The eye has often been thought of as the window into the human soul, and the iris—the ring of colored fibrous tissue controlling the aperture (pupil) at the front of the eye—seen as an external indicator of one’s hidden depths.
Since ancient Egyptian times, observation of human iris patterns has been used to divine all kinds of things, persisting today in the “new age” practice of iridology. However, the path that led to today’s biometric iris recognition started with Frenchman Alphonse Bertillon, often dubbed the father of forensic science. Dissatisfied with ad hoc methods then used to identify criminals, he set about researching a whole system of anthropometric measurements. Amongst other things, in 1893 he reported on nuances he found in the human iris. Much of his other work also bears on present human biometric identification techniques.

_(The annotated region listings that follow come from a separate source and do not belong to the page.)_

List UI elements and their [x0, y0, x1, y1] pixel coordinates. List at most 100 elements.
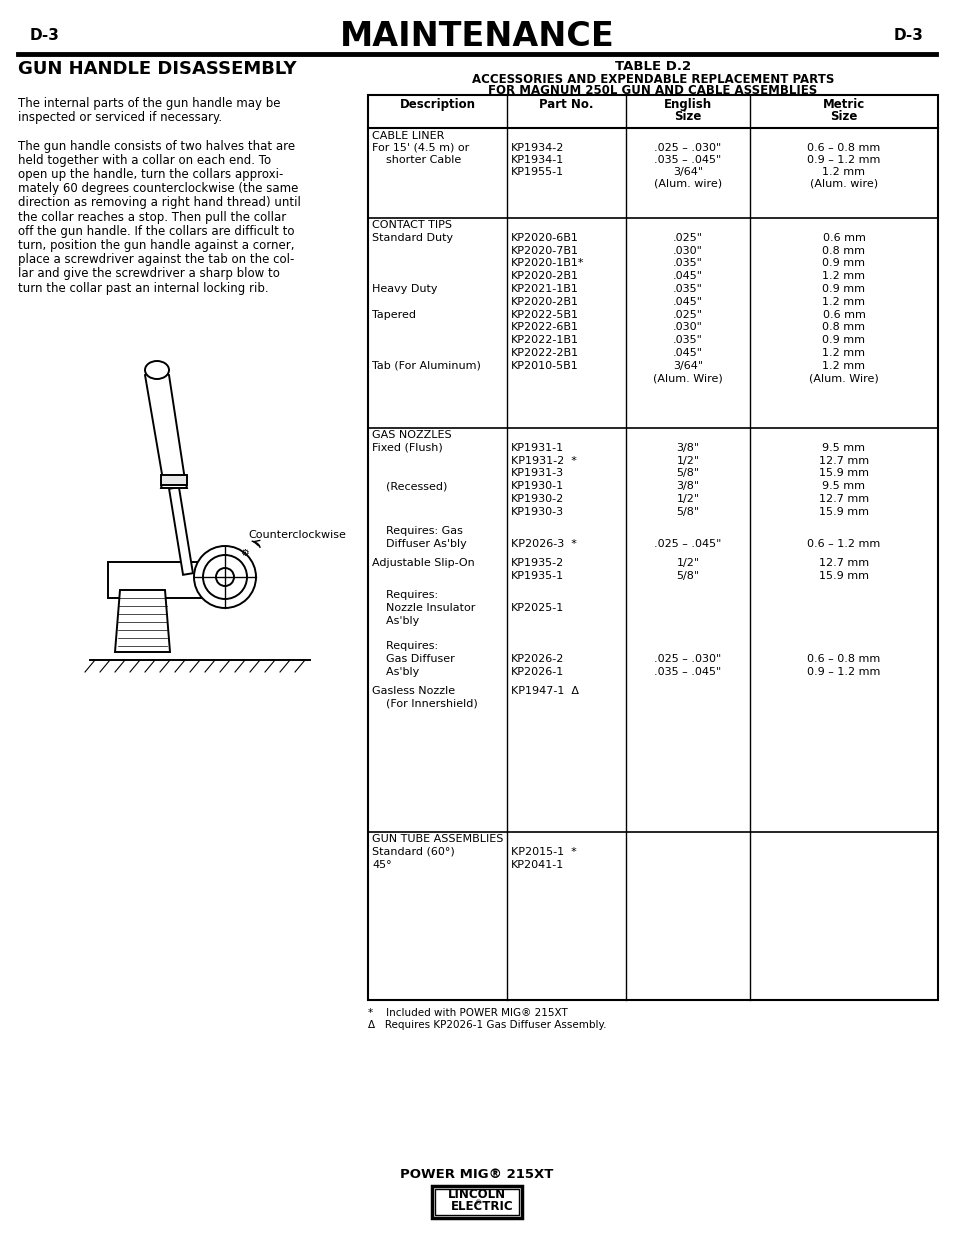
- Text: 0.6 – 0.8 mm: 0.6 – 0.8 mm: [806, 655, 880, 664]
- Text: The gun handle consists of two halves that are: The gun handle consists of two halves th…: [18, 140, 294, 153]
- Text: KP2022-5B1: KP2022-5B1: [511, 310, 578, 320]
- Text: LINCOLN: LINCOLN: [448, 1188, 505, 1200]
- Text: (Alum. Wire): (Alum. Wire): [653, 374, 722, 384]
- Text: Requires:: Requires:: [372, 590, 437, 600]
- Text: KP2022-2B1: KP2022-2B1: [511, 348, 578, 358]
- Text: KP2020-1B1*: KP2020-1B1*: [511, 258, 584, 268]
- Text: KP1955-1: KP1955-1: [511, 167, 563, 177]
- Text: ⚙: ⚙: [240, 548, 249, 558]
- Text: 5/8": 5/8": [676, 571, 699, 580]
- Bar: [432, 1186, 521, 1218]
- Text: KP2020-2B1: KP2020-2B1: [511, 272, 578, 282]
- Text: 9.5 mm: 9.5 mm: [821, 443, 864, 453]
- Text: 0.9 mm: 0.9 mm: [821, 335, 864, 346]
- Text: 1.2 mm: 1.2 mm: [821, 361, 864, 370]
- Text: lar and give the screwdriver a sharp blow to: lar and give the screwdriver a sharp blo…: [18, 268, 279, 280]
- Text: .035": .035": [673, 335, 702, 346]
- Text: 3/8": 3/8": [676, 482, 699, 492]
- Text: FOR MAGNUM 250L GUN AND CABLE ASSEMBLIES: FOR MAGNUM 250L GUN AND CABLE ASSEMBLIES: [488, 84, 817, 98]
- Text: POWER MIG® 215XT: POWER MIG® 215XT: [400, 1168, 553, 1181]
- Text: (Alum. wire): (Alum. wire): [809, 179, 877, 189]
- Text: (Recessed): (Recessed): [372, 482, 447, 492]
- Text: English: English: [663, 98, 711, 111]
- Ellipse shape: [145, 361, 169, 379]
- Text: KP1931-3: KP1931-3: [511, 468, 563, 478]
- Text: Nozzle Insulator: Nozzle Insulator: [372, 603, 475, 613]
- Text: KP2010-5B1: KP2010-5B1: [511, 361, 578, 370]
- Text: .045": .045": [672, 348, 702, 358]
- Text: ACCESSORIES AND EXPENDABLE REPLACEMENT PARTS: ACCESSORIES AND EXPENDABLE REPLACEMENT P…: [472, 73, 833, 86]
- Text: GUN TUBE ASSEMBLIES: GUN TUBE ASSEMBLIES: [372, 834, 503, 844]
- Text: off the gun handle. If the collars are difficult to: off the gun handle. If the collars are d…: [18, 225, 294, 238]
- Text: KP1930-1: KP1930-1: [511, 482, 563, 492]
- Text: 1.2 mm: 1.2 mm: [821, 167, 864, 177]
- Text: KP2015-1  *: KP2015-1 *: [511, 847, 577, 857]
- Polygon shape: [169, 487, 193, 574]
- Text: KP2022-6B1: KP2022-6B1: [511, 322, 578, 332]
- Text: 0.9 – 1.2 mm: 0.9 – 1.2 mm: [806, 156, 880, 165]
- Text: .035": .035": [673, 258, 702, 268]
- Text: 12.7 mm: 12.7 mm: [818, 456, 868, 466]
- Text: GAS NOZZLES: GAS NOZZLES: [372, 430, 451, 440]
- Text: 0.8 mm: 0.8 mm: [821, 322, 864, 332]
- Text: Requires: Gas: Requires: Gas: [372, 526, 462, 536]
- Text: open up the handle, turn the collars approxi-: open up the handle, turn the collars app…: [18, 168, 283, 182]
- Text: turn, position the gun handle against a corner,: turn, position the gun handle against a …: [18, 240, 294, 252]
- Text: Fixed (Flush): Fixed (Flush): [372, 443, 442, 453]
- Text: 0.6 mm: 0.6 mm: [821, 233, 864, 243]
- Text: place a screwdriver against the tab on the col-: place a screwdriver against the tab on t…: [18, 253, 294, 267]
- Text: 5/8": 5/8": [676, 506, 699, 516]
- Text: 15.9 mm: 15.9 mm: [818, 506, 868, 516]
- Text: 3/64": 3/64": [672, 361, 702, 370]
- Text: .045": .045": [672, 296, 702, 306]
- Text: KP2026-1: KP2026-1: [511, 667, 563, 677]
- Text: As'bly: As'bly: [372, 667, 418, 677]
- Text: 3/64": 3/64": [672, 167, 702, 177]
- Text: Counterclockwise: Counterclockwise: [248, 530, 346, 540]
- Text: .025 – .030": .025 – .030": [654, 655, 720, 664]
- Text: 1/2": 1/2": [676, 558, 699, 568]
- Text: Tapered: Tapered: [372, 310, 416, 320]
- Text: KP2021-1B1: KP2021-1B1: [511, 284, 578, 294]
- Bar: [435, 1189, 518, 1215]
- Text: For 15' (4.5 m) or: For 15' (4.5 m) or: [372, 143, 469, 153]
- Text: 0.6 – 1.2 mm: 0.6 – 1.2 mm: [806, 538, 880, 548]
- Ellipse shape: [215, 568, 233, 585]
- Text: the collar reaches a stop. Then pull the collar: the collar reaches a stop. Then pull the…: [18, 211, 286, 224]
- Text: The internal parts of the gun handle may be: The internal parts of the gun handle may…: [18, 98, 280, 110]
- Text: .035 – .045": .035 – .045": [654, 667, 720, 677]
- Text: Diffuser As'bly: Diffuser As'bly: [372, 538, 466, 548]
- Text: 3/8": 3/8": [676, 443, 699, 453]
- Text: 0.6 mm: 0.6 mm: [821, 310, 864, 320]
- Text: 0.6 – 0.8 mm: 0.6 – 0.8 mm: [806, 143, 880, 153]
- Text: KP2026-3  *: KP2026-3 *: [511, 538, 577, 548]
- Text: inspected or serviced if necessary.: inspected or serviced if necessary.: [18, 111, 222, 125]
- Text: Description: Description: [399, 98, 475, 111]
- Text: 15.9 mm: 15.9 mm: [818, 468, 868, 478]
- Text: mately 60 degrees counterclockwise (the same: mately 60 degrees counterclockwise (the …: [18, 183, 298, 195]
- Text: Part No.: Part No.: [538, 98, 593, 111]
- Bar: [368, 95, 937, 1000]
- Text: 45°: 45°: [372, 860, 392, 869]
- Text: (For Innershield): (For Innershield): [372, 699, 477, 709]
- Text: .025 – .030": .025 – .030": [654, 143, 720, 153]
- Text: 1.2 mm: 1.2 mm: [821, 296, 864, 306]
- Text: GUN HANDLE DISASSEMBLY: GUN HANDLE DISASSEMBLY: [18, 61, 296, 78]
- Text: CONTACT TIPS: CONTACT TIPS: [372, 220, 452, 230]
- Text: Adjustable Slip-On: Adjustable Slip-On: [372, 558, 475, 568]
- Text: Standard (60°): Standard (60°): [372, 847, 455, 857]
- Text: 5/8": 5/8": [676, 468, 699, 478]
- Text: MAINTENANCE: MAINTENANCE: [339, 20, 614, 53]
- Text: Metric: Metric: [822, 98, 864, 111]
- Text: D-3: D-3: [30, 28, 60, 43]
- Text: D-3: D-3: [893, 28, 923, 43]
- Text: KP1930-2: KP1930-2: [511, 494, 563, 504]
- Polygon shape: [115, 590, 170, 652]
- Text: KP1935-1: KP1935-1: [511, 571, 563, 580]
- Bar: [108, 562, 245, 598]
- Text: ®: ®: [475, 1200, 481, 1207]
- Text: .030": .030": [673, 322, 702, 332]
- Text: 15.9 mm: 15.9 mm: [818, 571, 868, 580]
- Text: 1.2 mm: 1.2 mm: [821, 272, 864, 282]
- Text: As'bly: As'bly: [372, 615, 418, 626]
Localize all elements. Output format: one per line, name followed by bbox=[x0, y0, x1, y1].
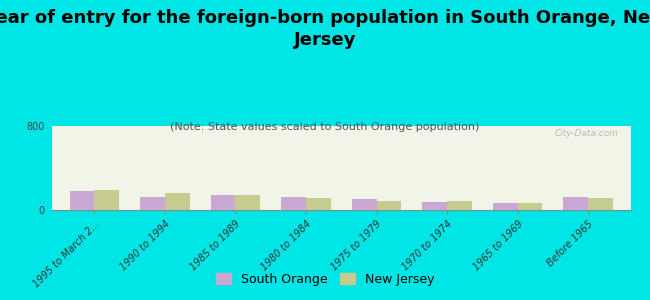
Bar bbox=[140, 197, 165, 210]
Legend: South Orange, New Jersey: South Orange, New Jersey bbox=[211, 268, 439, 291]
Bar bbox=[564, 197, 588, 210]
Bar bbox=[235, 195, 260, 210]
Bar bbox=[493, 203, 517, 210]
Text: (Note: State values scaled to South Orange population): (Note: State values scaled to South Oran… bbox=[170, 122, 480, 131]
Bar bbox=[281, 197, 306, 210]
Bar bbox=[517, 203, 542, 210]
Bar bbox=[352, 199, 376, 210]
Text: Year of entry for the foreign-born population in South Orange, New
Jersey: Year of entry for the foreign-born popul… bbox=[0, 9, 650, 49]
Bar bbox=[447, 201, 472, 210]
Text: City-Data.com: City-Data.com bbox=[555, 128, 619, 137]
Bar bbox=[376, 201, 401, 210]
Bar bbox=[422, 202, 447, 210]
Bar bbox=[211, 195, 235, 210]
Bar bbox=[165, 193, 190, 210]
Bar bbox=[306, 198, 331, 210]
Bar bbox=[588, 198, 613, 210]
Bar bbox=[94, 190, 119, 210]
Bar bbox=[70, 191, 94, 210]
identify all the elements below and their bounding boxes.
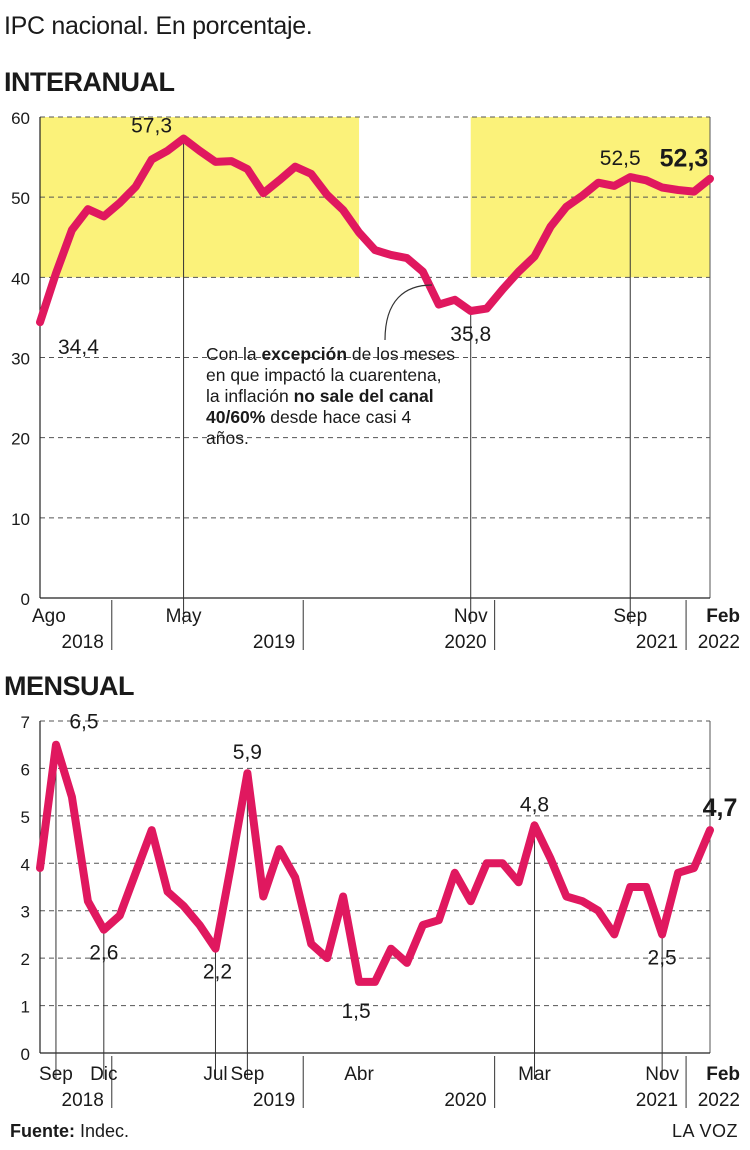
y-tick-40: 40: [11, 269, 30, 288]
data-label-2022-02: 52,3: [660, 145, 709, 173]
annotation-note: Con la excepción de los meses en que imp…: [206, 344, 456, 449]
note-bold-2: no sale del canal 40/60%: [206, 386, 434, 427]
y-tick-6: 6: [21, 760, 30, 779]
year-label-2019: 2019: [253, 1090, 295, 1111]
month-label-2020-04: Abr: [344, 1064, 374, 1085]
note-text-2: de los meses en que impactó la cuarenten…: [206, 344, 456, 406]
chart-subtitle: IPC nacional. En porcentaje.: [4, 12, 313, 40]
month-label-2018-12: Dic: [90, 1064, 117, 1085]
month-label-2018-09: Sep: [39, 1064, 73, 1085]
source-label: Fuente:: [10, 1121, 75, 1141]
y-tick-10: 10: [11, 510, 30, 529]
note-text-1: Con la: [206, 344, 262, 364]
month-label-2022-02: Feb: [706, 1064, 740, 1085]
year-label-2020: 2020: [444, 1090, 486, 1111]
month-label-2021-11: Nov: [645, 1064, 679, 1085]
year-label-2019: 2019: [253, 632, 295, 653]
data-label-2020-11: 35,8: [450, 323, 491, 346]
y-tick-0: 0: [21, 1045, 30, 1064]
source-value: Indec.: [75, 1121, 130, 1141]
month-label-2020-11: Nov: [454, 606, 488, 627]
month-label-2019-09: Sep: [230, 1064, 264, 1085]
mensual-chart: 0 1 2 3 4 5 6 7 6,5 2,6 2,2 5,9 1,5 4,8 2,5 4,7 Sep Dic Ju…: [21, 711, 740, 1111]
brand-footer: LA VOZ: [671, 1121, 738, 1141]
interanual-title: INTERANUAL: [4, 67, 175, 97]
month-label-2021-03: Mar: [518, 1064, 551, 1085]
year-label-2018: 2018: [62, 632, 104, 653]
y-tick-7: 7: [21, 713, 30, 732]
month-label-2022-02: Feb: [706, 606, 740, 627]
source-footer: Fuente: Indec.: [10, 1121, 129, 1142]
month-label-2019-07: Jul: [203, 1064, 227, 1085]
year-label-2022: 2022: [698, 1090, 740, 1111]
month-label-2021-09: Sep: [613, 606, 647, 627]
year-label-2021: 2021: [636, 1090, 678, 1111]
data-label-2019-09: 5,9: [233, 741, 262, 764]
month-label-2019-05: May: [166, 606, 202, 627]
y-tick-50: 50: [11, 189, 30, 208]
year-label-2021: 2021: [636, 632, 678, 653]
series-line: [36, 134, 714, 327]
data-label-2021-11: 2,5: [648, 946, 677, 969]
year-label-2022: 2022: [698, 632, 740, 653]
interanual-chart: 0 10 20 30 40 50 60 34,4 57,3 35,8 52,5 52,3 Ago May N…: [11, 109, 740, 653]
data-label-2019-07: 2,2: [203, 961, 232, 984]
note-bold-1: excepción: [261, 344, 348, 364]
y-tick-30: 30: [11, 350, 30, 369]
data-label-2018-09: 6,5: [69, 711, 98, 734]
y-tick-60: 60: [11, 109, 30, 128]
y-tick-2: 2: [21, 950, 30, 969]
y-tick-4: 4: [21, 855, 30, 874]
y-tick-5: 5: [21, 808, 30, 827]
data-label-2020-04: 1,5: [341, 1000, 370, 1023]
data-label-2018-08: 34,4: [58, 336, 99, 359]
y-tick-0: 0: [21, 590, 30, 609]
year-label-2020: 2020: [444, 632, 486, 653]
data-label-2019-05: 57,3: [131, 115, 172, 138]
mensual-title: MENSUAL: [4, 671, 135, 701]
year-label-2018: 2018: [62, 1090, 104, 1111]
y-tick-20: 20: [11, 430, 30, 449]
note-text-3: desde hace casi 4 años.: [206, 407, 412, 448]
y-tick-3: 3: [21, 903, 30, 922]
y-tick-1: 1: [21, 998, 30, 1017]
data-label-2021-09: 52,5: [600, 147, 641, 170]
data-label-2022-02: 4,7: [703, 794, 738, 822]
note-connector: [384, 284, 433, 341]
month-label-2018-08: Ago: [32, 606, 66, 627]
series-line: [36, 740, 714, 986]
data-label-2021-03: 4,8: [520, 793, 549, 816]
data-label-2018-12: 2,6: [89, 942, 118, 965]
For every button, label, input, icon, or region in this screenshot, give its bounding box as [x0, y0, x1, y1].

Later in 1949, observations about human iris variation were published by British ophthalmologist J.H. Doggart, and referred to in a 1953 textbook Physiology of the Human Eye (still the basis of current ophthalmic study). In the text, F.H. Adler, a German scientist, wrote: "In fact, the markings of the iris are so distinctive that it has been proposed to use photographs as a means of identification, instead of fingerprints."
In fact, the fibrous texture of the human iris develops randomly in the womb, and is stable within a few months after birth. It’s this high degree of randomness that gives iris recognition its potential discrimination power. While its color is genetically determined, its structure is not.
This was picked up by two American ophthalmologists, Leonard Flom and Arun Safir, who in 1986 managed to patent the concept of using a digital image of the eye as a human identifier. The first algorithms were developed in the early 1990s by John Daugman, a computer scientist at the University of Cambridge.
Today’s Iris Biometric Technology
Fast forward to the current decade, and many companies now offer iris biometric products. FotoNation owns and offers MIRLIN technology, based on algorithms originally developed by Smart Sensors Limited. It’s used on products like Northrop Grumman’s BioSled multimodal, biometric capture device (see figure).